Bò Lúc Lắc Recipe (Vietnamese Shaking Beef)

holding a seared ribeye cube with tongs

Seared, fatty ribeye with aromatic onions paired with the sweet and citric flavors of tomato rice. Can you feel your mouth watering? Bò lúc lắc is a very accessible dish because it has the familiar taste of steak and onions with a twist. It’s most popularly called “shaking beef,” but makes more sense as “shaken beef” to me (because it’s obviously not quivering on the plate).
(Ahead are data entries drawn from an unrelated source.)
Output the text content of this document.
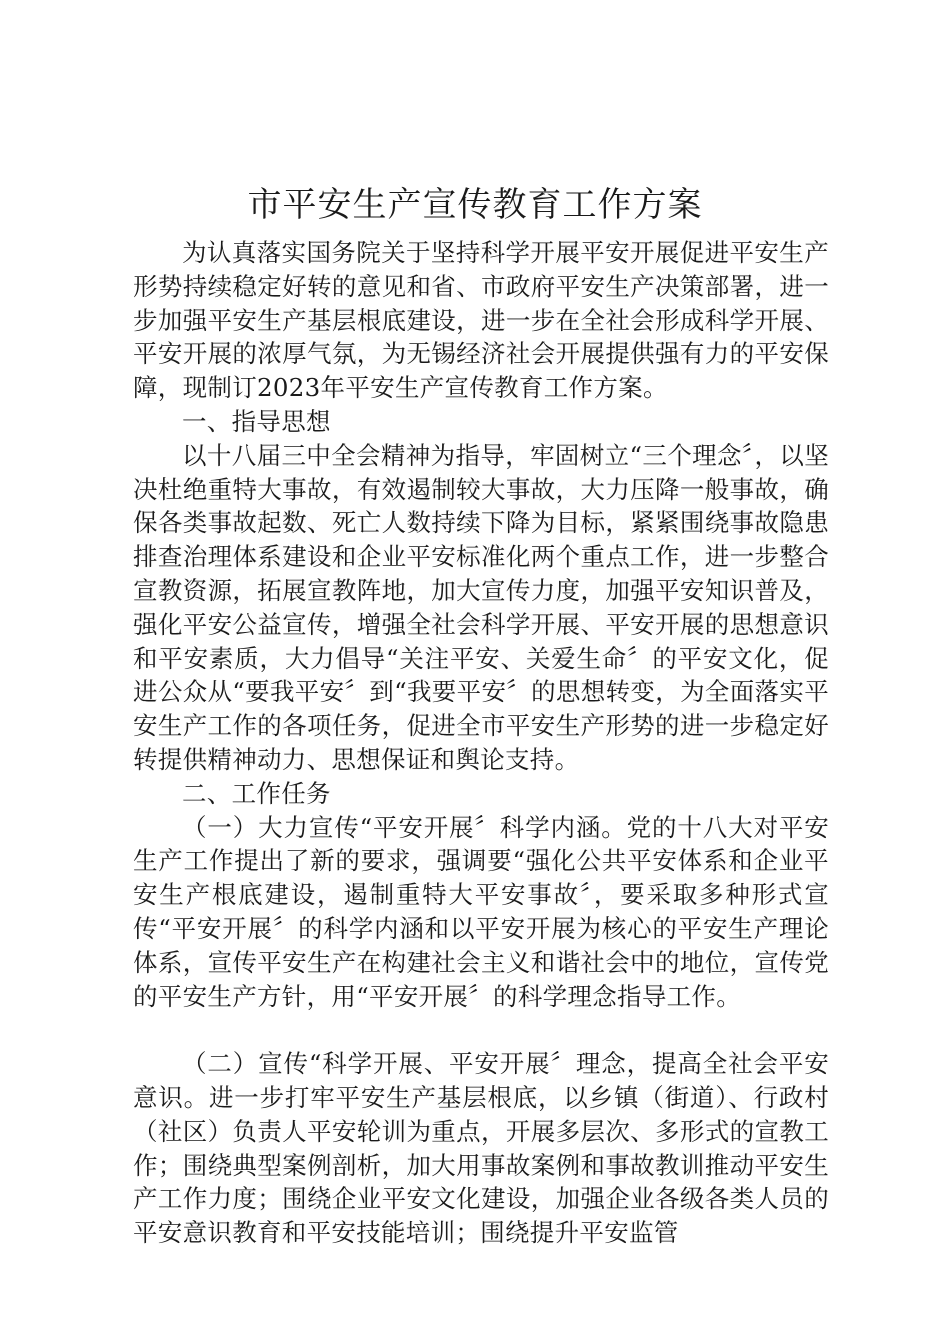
市平安生产宣传教育工作方案

为认真落实国务院关于坚持科学开展平安开展促进平安生产形势持续稳定好转的意见和省、市政府平安生产决策部署，进一步加强平安生产基层根底建设，进一步在全社会形成科学开展、平安开展的浓厚气氛，为无锡经济社会开展提供强有力的平安保障，现制订2023年平安生产宣传教育工作方案。

一、指导思想

以十八届三中全会精神为指导，牢固树立“三个理念〞，以坚决杜绝重特大事故，有效遏制较大事故，大力压降一般事故，确保各类事故起数、死亡人数持续下降为目标，紧紧围绕事故隐患排查治理体系建设和企业平安标准化两个重点工作，进一步整合宣教资源，拓展宣教阵地，加大宣传力度，加强平安知识普及，强化平安公益宣传，增强全社会科学开展、平安开展的思想意识和平安素质，大力倡导“关注平安、关爱生命〞的平安文化，促进公众从“要我平安〞到“我要平安〞的思想转变，为全面落实平安生产工作的各项任务，促进全市平安生产形势的进一步稳定好转提供精神动力、思想保证和舆论支持。

二、工作任务

（一）大力宣传“平安开展〞科学内涵。党的十八大对平安生产工作提出了新的要求，强调要“强化公共平安体系和企业平安生产根底建设，遏制重特大平安事故〞，要采取多种形式宣传“平安开展〞的科学内涵和以平安开展为核心的平安生产理论体系，宣传平安生产在构建社会主义和谐社会中的地位，宣传党的平安生产方针，用“平安开展〞的科学理念指导工作。

（二）宣传“科学开展、平安开展〞理念，提高全社会平安意识。进一步打牢平安生产基层根底，以乡镇（街道）、行政村（社区）负责人平安轮训为重点，开展多层次、多形式的宣教工作；围绕典型案例剖析，加大用事故案例和事故教训推动平安生产工作力度；围绕企业平安文化建设，加强企业各级各类人员的平安意识教育和平安技能培训；围绕提升平安监管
While “bò” means “beef,” “lúc lắc” is likely onomatopoeia for the shaking sounds you hear in the wok as you cook the beef. You can find it in many Vietnamese restaurant these days, but I enjoy cooking this dish at home because it’s so easy to make.

shaken beef with veggies and tomato rice

Historically, dishes with beef were uncommon in Vietnam until French colonization in the 19th century. Beef was still a luxury, so dishes like bò lúc lắc were reserved for the upper class and special occasions. These days, meat is much more affordable and bò lúc lắc has turned into an everyday dish. 

Since this is a quick sear in the pan, we want to go with something more tender and something that cooks fast. Tenderloin is always a good but expensive choice. For this recipe we used ribeye, which has a good amount of fat and good flavor.

tomato rice with cilantro leaf

For the marinade, you want to cut the meat into 1 inch cubes and combine oyster sauce, soy sauce, minced garlic, garlic oil, and sugar in a bowl and marinate the meat for at least 1 hour. This serves as a great base for flavorful meat bites.

adding bell peppers and onions to saute

Before cooking the steak bites, you want to quickly saute the veggies in a pan over medium heat. You don’t want to soften the vegetables too much, just enough to get a good texture to eat with the tender steak.

cubes of seared ribeye on a tray

As with all steak, it’s best to let it come to room temp before cooking so you can get a proper gradient of done-ness without a super raw center. You’ll need to adjust your heat accordingly to get a proper sear without cooking the center too much though.

sauteing ribeye beef and onions

Since steak is cooked to proper done-ness on the first go, it must get cooked more if you reheat it so this is best eaten immediately. Of course if you must make more to eat throughout the week, it reheats ok too.

overhead view of bo luc lac on a plate

Bò lúc lắc is often served on a bed of greens (particularly watercress) and mixed with fresh slices of tomatoes, cucumbers, and pickled onions. Veggies are optional, so if you’re scared at least include the onion. This dish also has a lime based dipping sauce that is easy to make, it’s just a mix of lime, salt, and pepper.

horizontal view of shaken beef / bo luc lac

My favorite restaurant for this dish serves it with tomato rice, which takes this dish to a whole other level. To make the rice, all you need to do is mix cooked rice with sauteed garlic, tomato paste, and some fish sauce.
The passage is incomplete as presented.